The Salt Lake Tribune

U. Study Says Dads Are Important, Too

Friday, April 5, 2002 BY ASHLEY E. BROUGHTON
THE SALT LAKE TRIBUNE

When it comes to happy babies, does father know best?

A new University of Utah study shows infants who enjoy close relationships with their fathers seem to cope better with emotional stress.

"Society tends to stress the importance of mothers over fathers, especially in caring for infants," said Marissa Diener, assistant professor of Family and Consumer Studies, who conducted the research. "This study shows that fathers are important for infants' emotional development."

But don't worry, Mom. Baby still thinks you are No. 1.
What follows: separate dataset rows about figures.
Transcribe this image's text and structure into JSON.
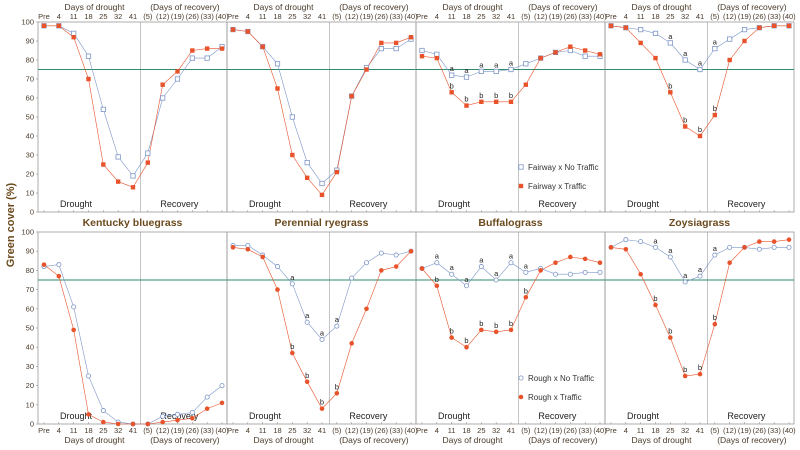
{
  "figure": {
    "y_axis_label": "Green cover (%)",
    "y_ticks": [
      "0",
      "10",
      "20",
      "30",
      "40",
      "50",
      "60",
      "70",
      "80",
      "90",
      "100"
    ],
    "x_ticks": [
      "Pre",
      "4",
      "11",
      "18",
      "25",
      "32",
      "41",
      "(5)",
      "(12)",
      "(19)",
      "(26)",
      "(33)",
      "(40)"
    ],
    "x_title_drought": "Days of drought",
    "x_title_recovery": "(Days of recovery)",
    "phase_drought": "Drought",
    "phase_recovery": "Recovery",
    "reference_line_value": 75,
    "legend_top": [
      "Fairway x No Traffic",
      "Fairway x Traffic"
    ],
    "legend_bottom": [
      "Rough x No Traffic",
      "Rough x Traffic"
    ],
    "grass_titles": [
      "Kentucky bluegrass",
      "Perennial ryegrass",
      "Buffalograss",
      "Zoysiagrass"
    ],
    "colors": {
      "no_traffic": "#7d96c8",
      "traffic": "#e8532b",
      "reference": "#2e8b6e",
      "divider": "#aaaaaa"
    }
  },
  "chart_data": [
    {
      "type": "line",
      "panel": "fairway-kentucky-bluegrass",
      "ylim": [
        0,
        100
      ],
      "categories": [
        "Pre",
        "4",
        "11",
        "18",
        "25",
        "32",
        "41",
        "(5)",
        "(12)",
        "(19)",
        "(26)",
        "(33)",
        "(40)"
      ],
      "series": [
        {
          "name": "Fairway x No Traffic",
          "values": [
            98,
            98,
            94,
            82,
            54,
            29,
            19,
            31,
            60,
            70,
            81,
            81,
            87
          ]
        },
        {
          "name": "Fairway x Traffic",
          "values": [
            98,
            98,
            92,
            70,
            25,
            16,
            13,
            26,
            67,
            74,
            85,
            86,
            86
          ]
        }
      ],
      "sig_labels": []
    },
    {
      "type": "line",
      "panel": "fairway-perennial-ryegrass",
      "ylim": [
        0,
        100
      ],
      "categories": [
        "Pre",
        "4",
        "11",
        "18",
        "25",
        "32",
        "41",
        "(5)",
        "(12)",
        "(19)",
        "(26)",
        "(33)",
        "(40)"
      ],
      "series": [
        {
          "name": "Fairway x No Traffic",
          "values": [
            96,
            95,
            87,
            78,
            50,
            26,
            15,
            22,
            61,
            76,
            86,
            86,
            91
          ]
        },
        {
          "name": "Fairway x Traffic",
          "values": [
            96,
            95,
            87,
            65,
            30,
            18,
            9,
            21,
            61,
            75,
            89,
            89,
            92
          ]
        }
      ],
      "sig_labels": []
    },
    {
      "type": "line",
      "panel": "fairway-buffalograss",
      "ylim": [
        0,
        100
      ],
      "categories": [
        "Pre",
        "4",
        "11",
        "18",
        "25",
        "32",
        "41",
        "(5)",
        "(12)",
        "(19)",
        "(26)",
        "(33)",
        "(40)"
      ],
      "series": [
        {
          "name": "Fairway x No Traffic",
          "values": [
            85,
            83,
            72,
            71,
            74,
            74,
            75,
            78,
            81,
            84,
            85,
            82,
            82
          ]
        },
        {
          "name": "Fairway x Traffic",
          "values": [
            82,
            81,
            63,
            56,
            58,
            58,
            58,
            67,
            81,
            84,
            87,
            85,
            83
          ]
        }
      ],
      "sig_labels": [
        {
          "idx": 2,
          "a": "a",
          "b": "b"
        },
        {
          "idx": 3,
          "a": "a",
          "b": "b"
        },
        {
          "idx": 4,
          "a": "a",
          "b": "b"
        },
        {
          "idx": 5,
          "a": "a",
          "b": "b"
        },
        {
          "idx": 6,
          "a": "a",
          "b": "b"
        }
      ]
    },
    {
      "type": "line",
      "panel": "fairway-zoysiagrass",
      "ylim": [
        0,
        100
      ],
      "categories": [
        "Pre",
        "4",
        "11",
        "18",
        "25",
        "32",
        "41",
        "(5)",
        "(12)",
        "(19)",
        "(26)",
        "(33)",
        "(40)"
      ],
      "series": [
        {
          "name": "Fairway x No Traffic",
          "values": [
            98,
            97,
            96,
            94,
            89,
            80,
            75,
            86,
            91,
            96,
            97,
            98,
            98
          ]
        },
        {
          "name": "Fairway x Traffic",
          "values": [
            98,
            97,
            89,
            81,
            63,
            45,
            40,
            51,
            80,
            90,
            97,
            98,
            98
          ]
        }
      ],
      "sig_labels": [
        {
          "idx": 4,
          "a": "a",
          "b": "b"
        },
        {
          "idx": 5,
          "a": "a",
          "b": "b"
        },
        {
          "idx": 6,
          "a": "a",
          "b": "b"
        },
        {
          "idx": 7,
          "a": "a",
          "b": "b"
        }
      ]
    },
    {
      "type": "line",
      "panel": "rough-kentucky-bluegrass",
      "ylim": [
        0,
        100
      ],
      "categories": [
        "Pre",
        "4",
        "11",
        "18",
        "25",
        "32",
        "41",
        "(5)",
        "(12)",
        "(19)",
        "(26)",
        "(33)",
        "(40)"
      ],
      "series": [
        {
          "name": "Rough x No Traffic",
          "values": [
            82,
            83,
            61,
            25,
            7,
            1,
            0,
            0,
            4,
            5,
            6,
            14,
            20
          ]
        },
        {
          "name": "Rough x Traffic",
          "values": [
            83,
            77,
            49,
            5,
            1,
            0,
            0,
            0,
            1,
            2,
            3,
            8,
            11
          ]
        }
      ],
      "sig_labels": []
    },
    {
      "type": "line",
      "panel": "rough-perennial-ryegrass",
      "ylim": [
        0,
        100
      ],
      "categories": [
        "Pre",
        "4",
        "11",
        "18",
        "25",
        "32",
        "41",
        "(5)",
        "(12)",
        "(19)",
        "(26)",
        "(33)",
        "(40)"
      ],
      "series": [
        {
          "name": "Rough x No Traffic",
          "values": [
            93,
            93,
            88,
            82,
            73,
            53,
            44,
            51,
            76,
            84,
            89,
            88,
            90
          ]
        },
        {
          "name": "Rough x Traffic",
          "values": [
            92,
            91,
            87,
            70,
            37,
            22,
            8,
            16,
            42,
            60,
            80,
            82,
            90
          ]
        }
      ],
      "sig_labels": [
        {
          "idx": 4,
          "a": "a",
          "b": "b"
        },
        {
          "idx": 5,
          "a": "a",
          "b": "b"
        },
        {
          "idx": 6,
          "a": "a",
          "b": "b"
        },
        {
          "idx": 7,
          "a": "a",
          "b": "b"
        }
      ]
    },
    {
      "type": "line",
      "panel": "rough-buffalograss",
      "ylim": [
        0,
        100
      ],
      "categories": [
        "Pre",
        "4",
        "11",
        "18",
        "25",
        "32",
        "41",
        "(5)",
        "(12)",
        "(19)",
        "(26)",
        "(33)",
        "(40)"
      ],
      "series": [
        {
          "name": "Rough x No Traffic",
          "values": [
            81,
            84,
            78,
            72,
            82,
            75,
            84,
            79,
            81,
            78,
            78,
            79,
            79
          ]
        },
        {
          "name": "Rough x Traffic",
          "values": [
            81,
            72,
            45,
            40,
            49,
            48,
            49,
            66,
            80,
            84,
            87,
            86,
            84
          ]
        }
      ],
      "sig_labels": [
        {
          "idx": 1,
          "a": "a",
          "b": "b"
        },
        {
          "idx": 2,
          "a": "a",
          "b": "b"
        },
        {
          "idx": 3,
          "a": "a",
          "b": "b"
        },
        {
          "idx": 4,
          "a": "a",
          "b": "b"
        },
        {
          "idx": 5,
          "a": "a",
          "b": "b"
        },
        {
          "idx": 6,
          "a": "a",
          "b": "b"
        },
        {
          "idx": 7,
          "a": "a",
          "b": "b"
        }
      ]
    },
    {
      "type": "line",
      "panel": "rough-zoysiagrass",
      "ylim": [
        0,
        100
      ],
      "categories": [
        "Pre",
        "4",
        "11",
        "18",
        "25",
        "32",
        "41",
        "(5)",
        "(12)",
        "(19)",
        "(26)",
        "(33)",
        "(40)"
      ],
      "series": [
        {
          "name": "Rough x No Traffic",
          "values": [
            92,
            96,
            95,
            92,
            87,
            74,
            77,
            88,
            92,
            92,
            91,
            92,
            92
          ]
        },
        {
          "name": "Rough x Traffic",
          "values": [
            92,
            91,
            78,
            62,
            45,
            25,
            26,
            52,
            84,
            92,
            95,
            95,
            96
          ]
        }
      ],
      "sig_labels": [
        {
          "idx": 3,
          "a": "a",
          "b": "b"
        },
        {
          "idx": 4,
          "a": "a",
          "b": "b"
        },
        {
          "idx": 5,
          "a": "a",
          "b": "b"
        },
        {
          "idx": 6,
          "a": "a",
          "b": "b"
        },
        {
          "idx": 7,
          "a": "a",
          "b": "b"
        }
      ]
    }
  ]
}
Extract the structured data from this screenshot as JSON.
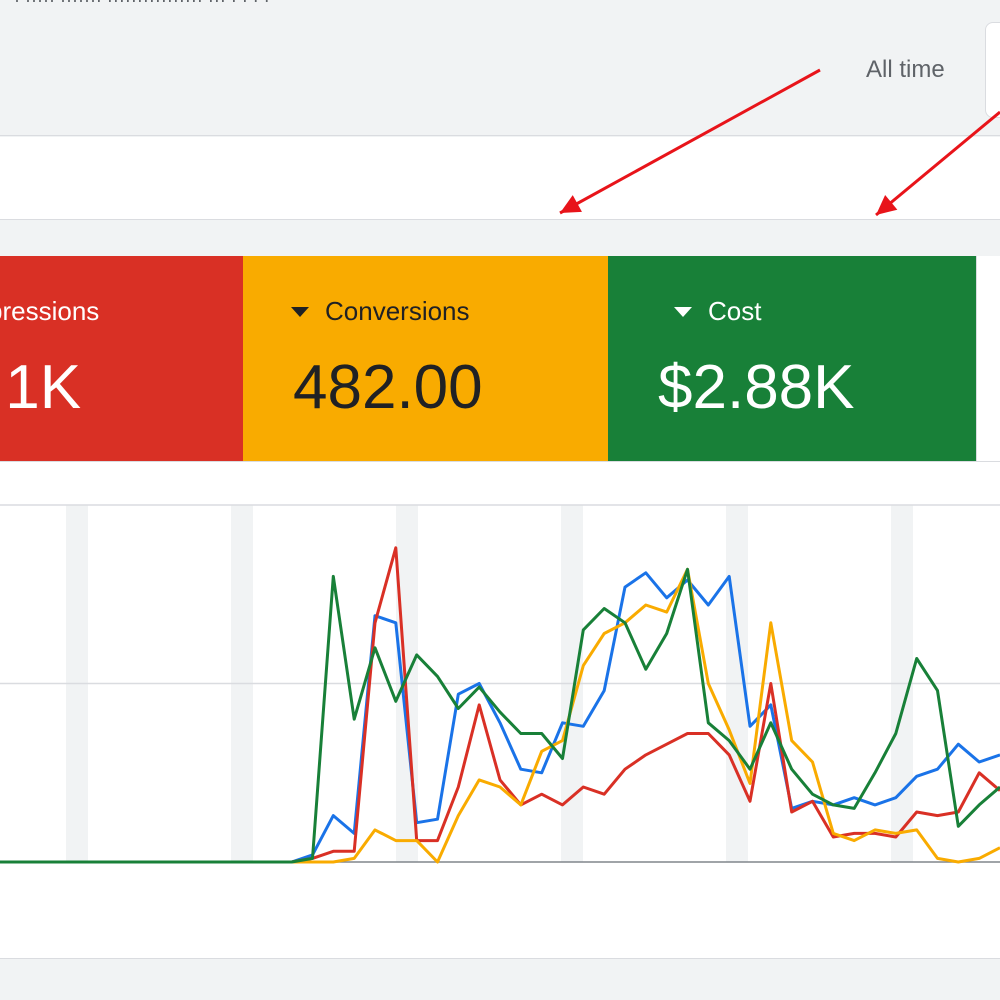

The study, to be published in the May issue of the journal Infancy, measured 100 babies' reactions to the absence of a mom or dad and the presence of a stranger. It also gauged how babies calm themselves by using such coping skills as thumb-sucking and snuggling in a blanket.

The less stressed-out babies seem confident dad will be there to soothe or meet their needs. Insecurely attached babies were more agitated and did not seem sure where dad was or when he might show up.

The 100 12-month-olds, each from two-parent families, were subjected to a series of separations and reunions with father and mother in experiments conducted a month apart. Each parent took turns leaving the infant alone with a stranger and then returning for a reunion. Then, both adults left the baby alone, with the stranger returning first.

The separations lasted less than three minutes. One-year-olds were chosen for the research because separation anxiety involving parents and anxiety about unfamiliar situations peak at about 12 months of age.

"The majority of [children] were comfortable with the strange situation but uncomfortable alone," Diener said. "The most common reaction to the reunion with a parent was they were happy to see the parent, then they stopped crying and began playing again."

Babies who had secure relationships with their fathers tended to use more coping tactics -- distracting themselves with objects, for example -- than those who did not. They were also more flexible with their strategies, using another when one was not working, Diener said.

"If you want your parent to play with you, and they're ignoring you, you put your hand in the outlet, play with couch cushions, suck your thumb, pull on the parent," she said. "They can't talk, but they can get your attention."

Insecure infants made fewer attempts to calm themselves down, instead crying, whining and making sad faces.

Other studies have found a connection between emotional development and a child's relationship with its mother, Diener said, and she expected to find that as well. "People emphasize mothers so much with infants."

However, Diener found dads were important, too. Does it mean dad has replaced mom as the favorite parent? No, she said.

But, "there may be something unique to fathers that provides children with different opportunities to regulate their emotions," she said.